At this time of disease, anti-bacterial products become a home-based, personalized escort, ranging from handwashing fluids, wet towels to clothes and utensils, as if with them they would keep away from bacteria. However, one of the areas of error in the silent spread is that individual use of antibacterial products does not result in bacterial resistance. This is not the case, and this misperception is making us unconsciously burying our health.
Bacteria resistance, in short, is the ability of bacteria, in their long-term confrontation with antibacterial substances, to evolve against antibacterial “attacks” by mutations of their own genes or by obtaining resistant genes from other bacteria. Antibacterial products that were effective became powerless in the face of drug-resistant bacteria.
When individuals frequently use antibacterial products, the “Pandora’s Box” of bacterial resistance is opened. In the case of anti-bacterial hand-washing, for example, most people wash their hands with the expectation that it will destroy all bacteria on hand. The general hand-washing fluid is cleaned of dirt through a surfactant, while the anti-bacterial hand-washing fluid is added to the anti-bacterial compositions of trichlorfon and phenylammonium. At first, these antibacterial agents did kill most of the common bacteria, such as coli and golden grapes. If, however, over-reliance, hand-washing must be carried out with anti-bacterial fluids each time, day after day, and part of the “recalcitrant” bacteria has a breathing chance. They constantly adapt their structures and metabolisms under constant “pressures” of low-concentration antibacterial ingredients, with some bacterial membranes changing their position in combination with antibacterial agents, making it difficult to bind antibacterial agents; and some bacteria produce enzymes that decompose antibacterial ingredients, such as trichlorfon-born esterase, that allow antibacterial agents “to die before they die”, which breeds in resistant bacteria.
This phenomenon is also evident in the family environment. Antibacterial fabrics claim to inhibit bacterial growth, and when frequent washing of clothing remains dependent on antibacterial detergent laundry powder, or in antibacterial pyjamas for long periods of time, bacteria are used frequently between clothing fibres and antibacterial components. Those bacteria that survive not only are resistant to their own drugs, but may also, through exposure, pass the resistant genes to other bacteria, form a resistant population and contaminate the entire living environment. Children’s toys and beddings are “hit” by drug-resistant bacteria, which are less immune and have increased the risk of infection.
Moreover, the effects of individual use of habits against bacterial products are significant. For example, when antibacterial wet towels are used, if the correct moistures are not followed, they simply pass over the surface of the object, not only do they not completely remove bacteria, but the remaining bacteria are exposed to low-intensity antibacterial ingredients and are more likely to produce resistance. For example, anti-bacterial mouthwashing, if the user is free to shorten the rinse or increase the frequency of use, the ecological balance of the bacteria in the mouth is broken, the prophylactics are suppressed, and the anti-drug resistant bacteria flourish.

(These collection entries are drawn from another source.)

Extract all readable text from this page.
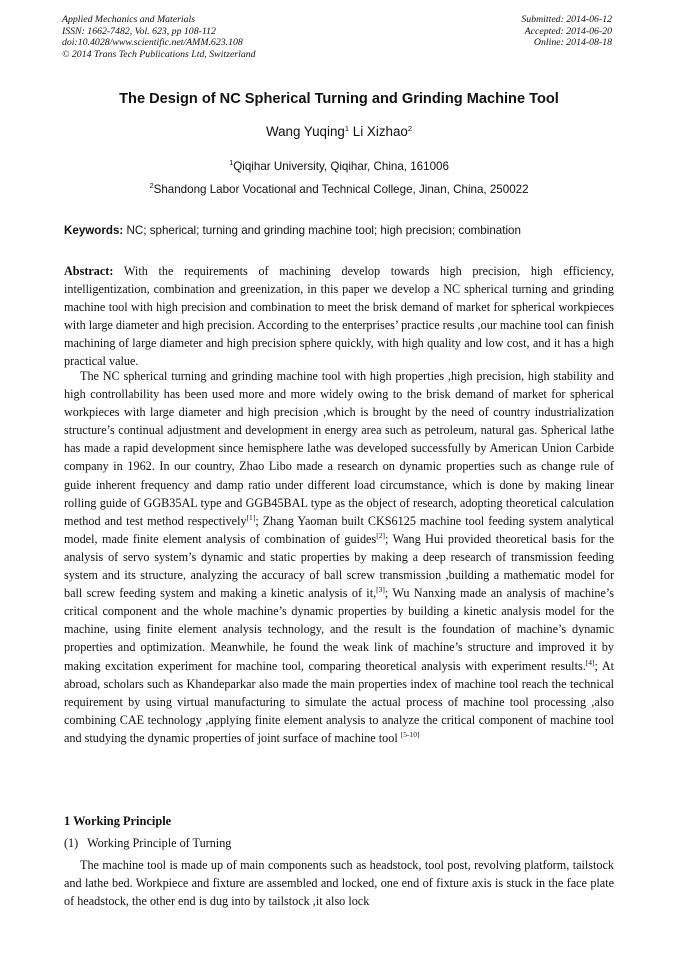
Applied Mechanics and Materials
ISSN: 1662-7482, Vol. 623, pp 108-112
doi:10.4028/www.scientific.net/AMM.623.108
© 2014 Trans Tech Publications Ltd, Switzerland
Submitted: 2014-06-12
Accepted: 2014-06-20
Online: 2014-08-18
The Design of NC Spherical Turning and Grinding Machine Tool
Wang Yuqing$^1$ Li Xizhao$^2$
$^1$Qiqihar University, Qiqihar, China, 161006
$^2$Shandong Labor Vocational and Technical College, Jinan, China, 250022
Keywords: NC; spherical; turning and grinding machine tool; high precision; combination

Abstract: With the requirements of machining develop towards high precision, high efficiency, intelligentization, combination and greenization, in this paper we develop a NC spherical turning and grinding machine tool with high precision and combination to meet the brisk demand of market for spherical workpieces with large diameter and high precision. According to the enterprises’ practice results ,our machine tool can finish machining of large diameter and high precision sphere quickly, with high quality and low cost, and it has a high practical value.

The NC spherical turning and grinding machine tool with high properties ,high precision, high stability and high controllability has been used more and more widely owing to the brisk demand of market for spherical workpieces with large diameter and high precision ,which is brought by the need of country industrialization structure’s continual adjustment and development in energy area such as petroleum, natural gas. Spherical lathe has made a rapid development since hemisphere lathe was developed successfully by American Union Carbide company in 1962. In our country, Zhao Libo made a research on dynamic properties such as change rule of guide inherent frequency and damp ratio under different load circumstance, which is done by making linear rolling guide of GGB35AL type and GGB45BAL type as the object of research, adopting theoretical calculation method and test method respectively[1]; Zhang Yaoman built CKS6125 machine tool feeding system analytical model, made finite element analysis of combination of guides[2]; Wang Hui provided theoretical basis for the analysis of servo system’s dynamic and static properties by making a deep research of transmission feeding system and its structure, analyzing the accuracy of ball screw transmission ,building a mathematic model for ball screw feeding system and making a kinetic analysis of it,[3]; Wu Nanxing made an analysis of machine’s critical component and the whole machine’s dynamic properties by building a kinetic analysis model for the machine, using finite element analysis technology, and the result is the foundation of machine’s dynamic properties and optimization. Meanwhile, he found the weak link of machine’s structure and improved it by making excitation experiment for machine tool, comparing theoretical analysis with experiment results.[4]; At abroad, scholars such as Khandeparkar also made the main properties index of machine tool reach the technical requirement by using virtual manufacturing to simulate the actual process of machine tool processing ,also combining CAE technology ,applying finite element analysis to analyze the critical component of machine tool and studying the dynamic properties of joint surface of machine tool [5-10]

1 Working Principle
(1)   Working Principle of Turning

The machine tool is made up of main components such as headstock, tool post, revolving platform, tailstock and lathe bed. Workpiece and fixture are assembled and locked, one end of fixture axis is stuck in the face plate of headstock, the other end is dug into by tailstock ,it also lock
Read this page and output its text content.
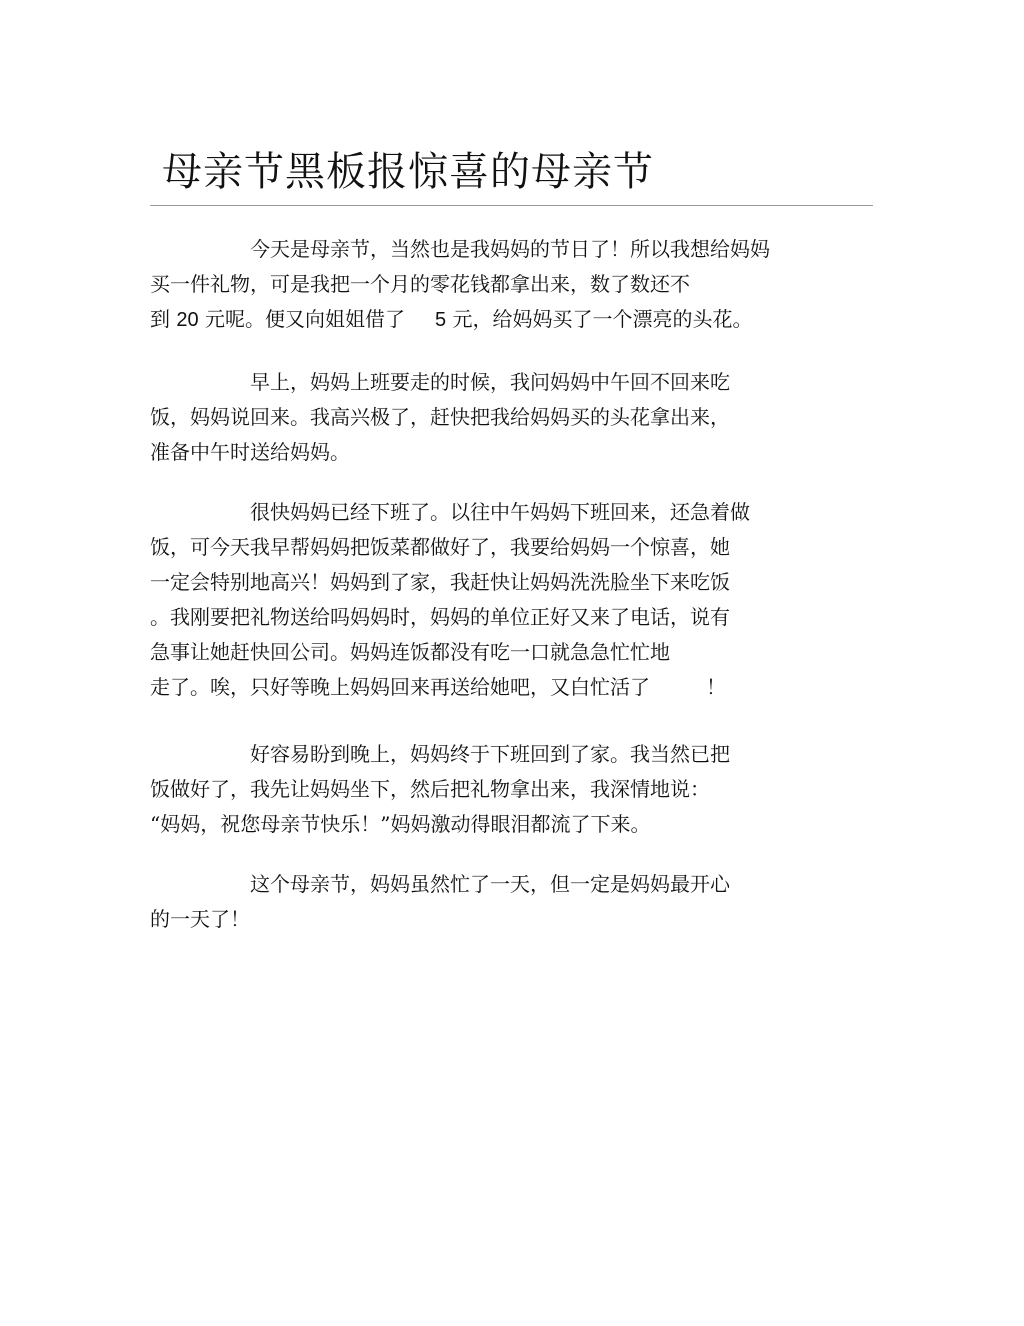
母亲节黑板报惊喜的母亲节

今天是母亲节，当然也是我妈妈的节日了！所以我想给妈妈
买一件礼物，可是我把一个月的零花钱都拿出来，数了数还不
到 20 元呢。便又向姐姐借了 5 元，给妈妈买了一个漂亮的头花。

早上，妈妈上班要走的时候，我问妈妈中午回不回来吃
饭，妈妈说回来。我高兴极了，赶快把我给妈妈买的头花拿出来，
准备中午时送给妈妈。

很快妈妈已经下班了。以往中午妈妈下班回来，还急着做
饭，可今天我早帮妈妈把饭菜都做好了，我要给妈妈一个惊喜，她
一定会特别地高兴！妈妈到了家，我赶快让妈妈洗洗脸坐下来吃饭
。我刚要把礼物送给吗妈妈时，妈妈的单位正好又来了电话，说有
急事让她赶快回公司。妈妈连饭都没有吃一口就急急忙忙地
走了。唉，只好等晚上妈妈回来再送给她吧，又白忙活了	！

好容易盼到晚上，妈妈终于下班回到了家。我当然已把
饭做好了，我先让妈妈坐下，然后把礼物拿出来，我深情地说：
“妈妈，祝您母亲节快乐！”妈妈激动得眼泪都流了下来。

这个母亲节，妈妈虽然忙了一天，但一定是妈妈最开心
的一天了！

This misperception is far-reaching. On the one hand, in terms of personal health, the treatment of drug-resistant bacteria has increased dramatically. The general antibiotics are not functioning, and the conditions may be unsustainable, with skin infections such as those caused by pyreccus, which are slow to heal and may cause whole-body infections. On the other hand, at the social level, the abuse of anti-bacterial products by individuals accelerates the spread of bacterial resistance, making the public health controls that were effective less effective, increasing the rate of infection in hospitals, increasing the pressure on new drug development and development, and increasing medical costs.

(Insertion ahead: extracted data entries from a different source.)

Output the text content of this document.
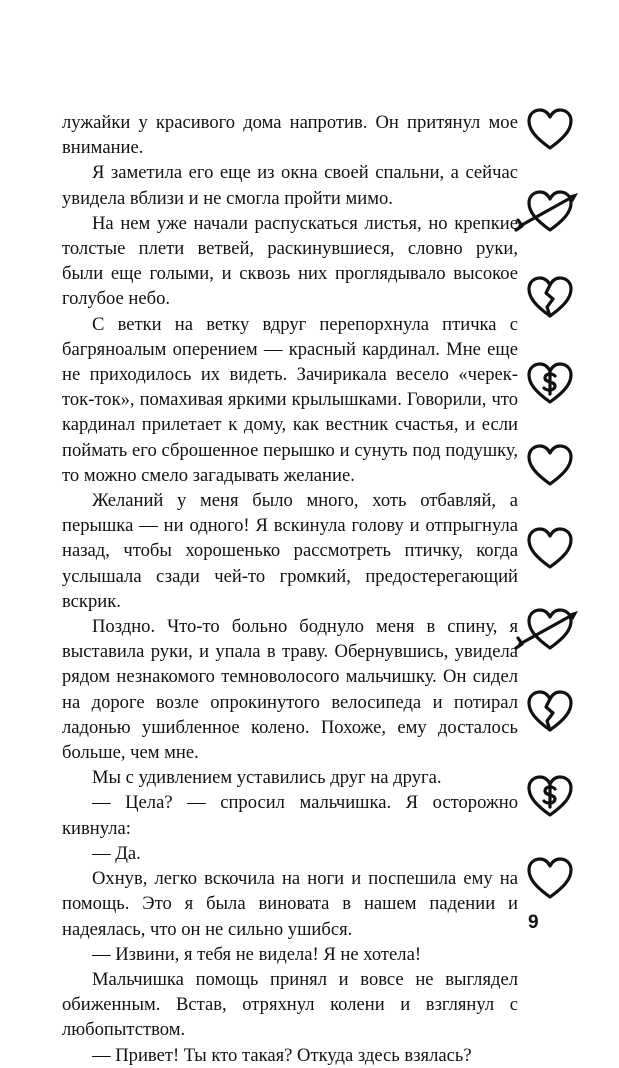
лужайки у красивого дома напротив. Он притянул мое внимание.

Я заметила его еще из окна своей спальни, а сейчас увидела вблизи и не смогла пройти мимо.

На нем уже начали распускаться листья, но крепкие толстые плети ветвей, раскинувшиеся, словно руки, были еще голыми, и сквозь них проглядывало высокое голубое небо.

С ветки на ветку вдруг перепорхнула птичка с багряноалым оперением — красный кардинал. Мне еще не приходилось их видеть. Зачирикала весело «черек-ток-ток», помахивая яркими крылышками. Говорили, что кардинал прилетает к дому, как вестник счастья, и если поймать его сброшенное перышко и сунуть под подушку, то можно смело загадывать желание.

Желаний у меня было много, хоть отбавляй, а перышка — ни одного! Я вскинула голову и отпрыгнула назад, чтобы хорошенько рассмотреть птичку, когда услышала сзади чей-то громкий, предостерегающий вскрик.

Поздно. Что-то больно боднуло меня в спину, я выставила руки, и упала в траву. Обернувшись, увидела рядом незнакомого темноволосого мальчишку. Он сидел на дороге возле опрокинутого велосипеда и потирал ладонью ушибленное колено. Похоже, ему досталось больше, чем мне.

Мы с удивлением уставились друг на друга.

— Цела? — спросил мальчишка. Я осторожно кивнула:

— Да.

Охнув, легко вскочила на ноги и поспешила ему на помощь. Это я была виновата в нашем падении и надеялась, что он не сильно ушибся.

— Извини, я тебя не видела! Я не хотела!

Мальчишка помощь принял и вовсе не выглядел обиженным. Встав, отряхнул колени и взглянул с любопытством.

— Привет! Ты кто такая? Откуда здесь взялась?

9
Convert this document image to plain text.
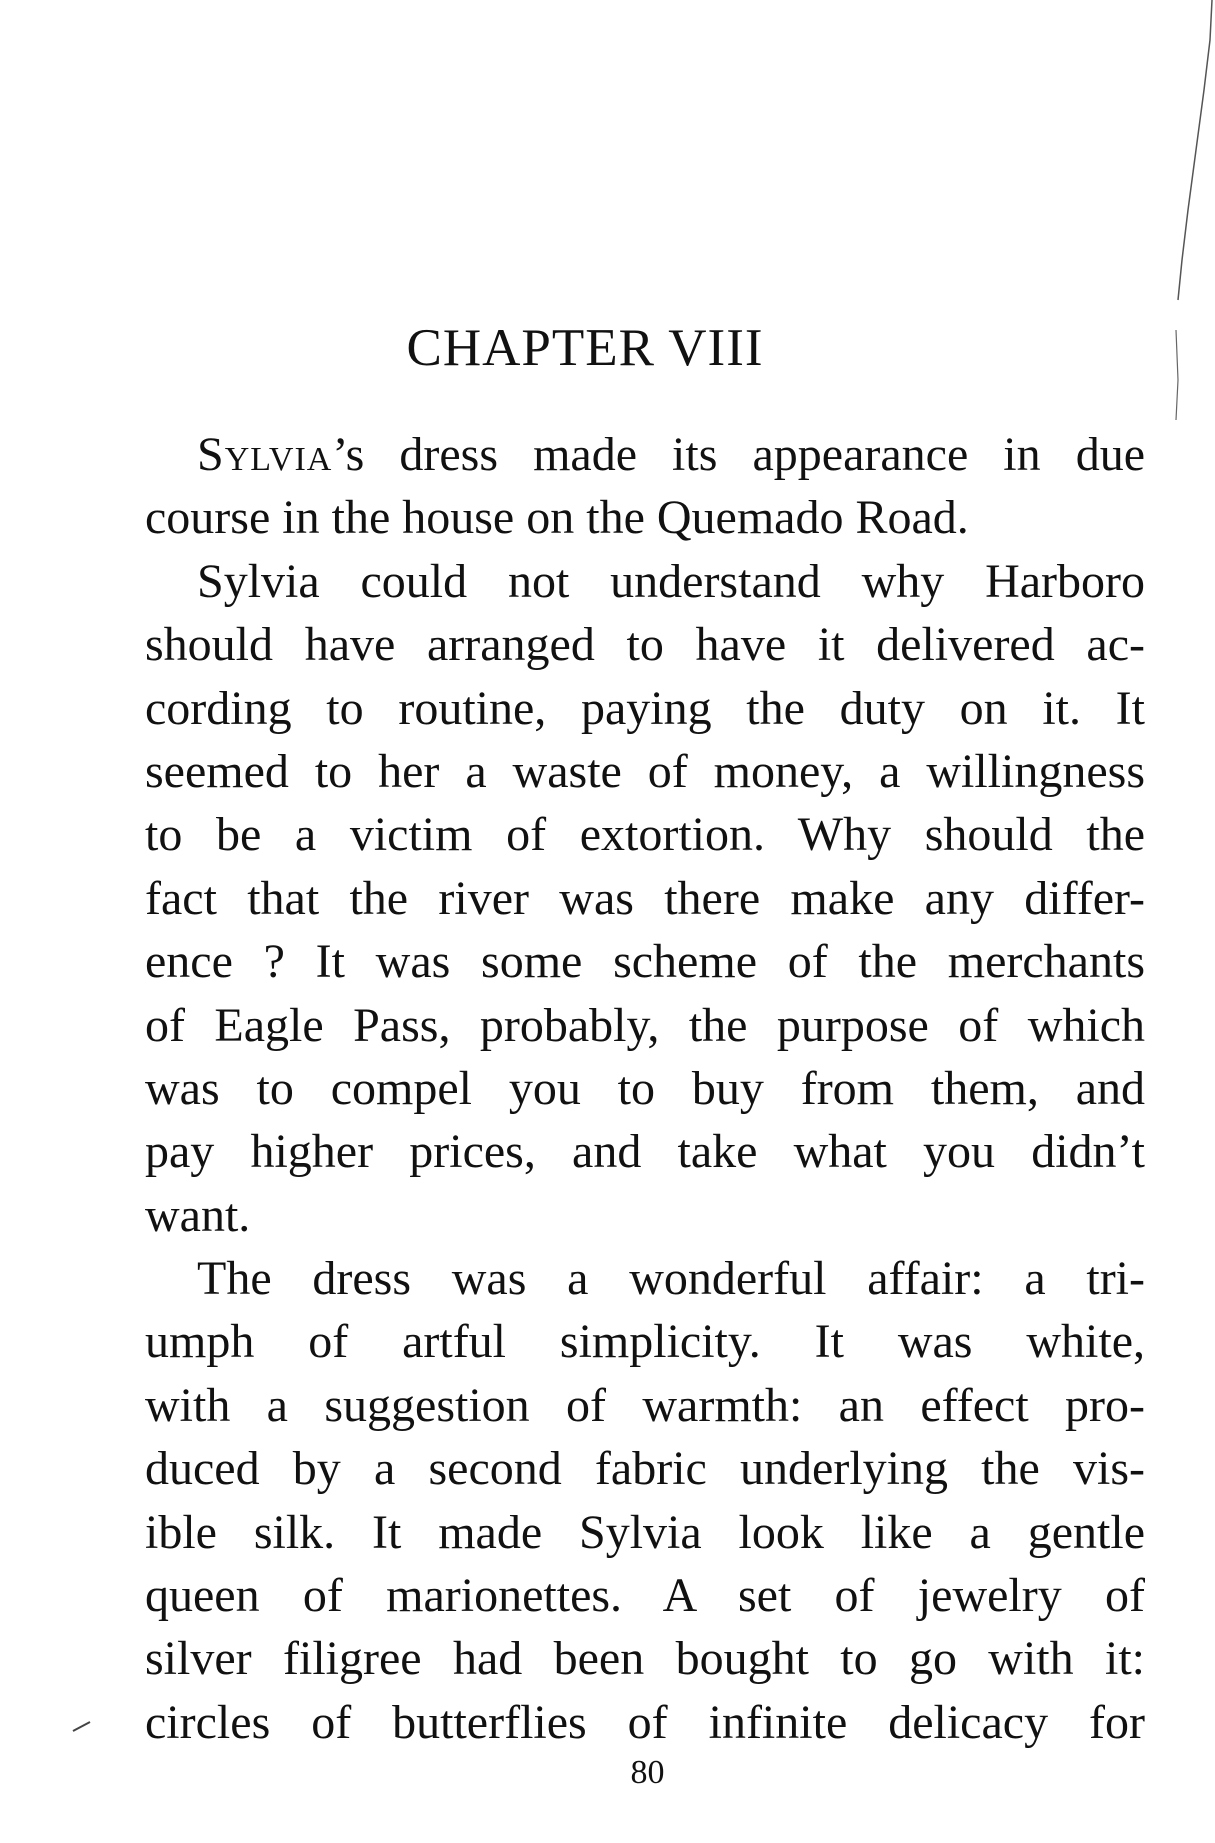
CHAPTER VIII
Sylvia’s dress made its appearance in due
course in the house on the Quemado Road.
Sylvia could not understand why Harboro
should have arranged to have it delivered ac-
cording to routine, paying the duty on it. It
seemed to her a waste of money, a willingness
to be a victim of extortion. Why should the
fact that the river was there make any differ-
ence ? It was some scheme of the merchants
of Eagle Pass, probably, the purpose of which
was to compel you to buy from them, and
pay higher prices, and take what you didn’t
want.
The dress was a wonderful affair: a tri-
umph of artful simplicity. It was white,
with a suggestion of warmth: an effect pro-
duced by a second fabric underlying the vis-
ible silk. It made Sylvia look like a gentle
queen of marionettes. A set of jewelry of
silver filigree had been bought to go with it:
circles of butterflies of infinite delicacy for
80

In order to break this error, individuals need to use antibacterial products rationally. The day-to-day cleaning preference is given to generic products without the need to abuse anti-bacterial agents; it is used in strict compliance with instructions and does not randomly increase or decrease the dose and frequency. Medical institutions should strengthen their general awareness-raising campaigns to inform the public about the risks of proper use of anti-bacterial products and drug resistance; and scientific researchers should step up their research and development efforts to develop more secure anti-bacterial technologies that are less resistant to drug resistance and work together to stifle the risk of bacterial resistance in the cradle.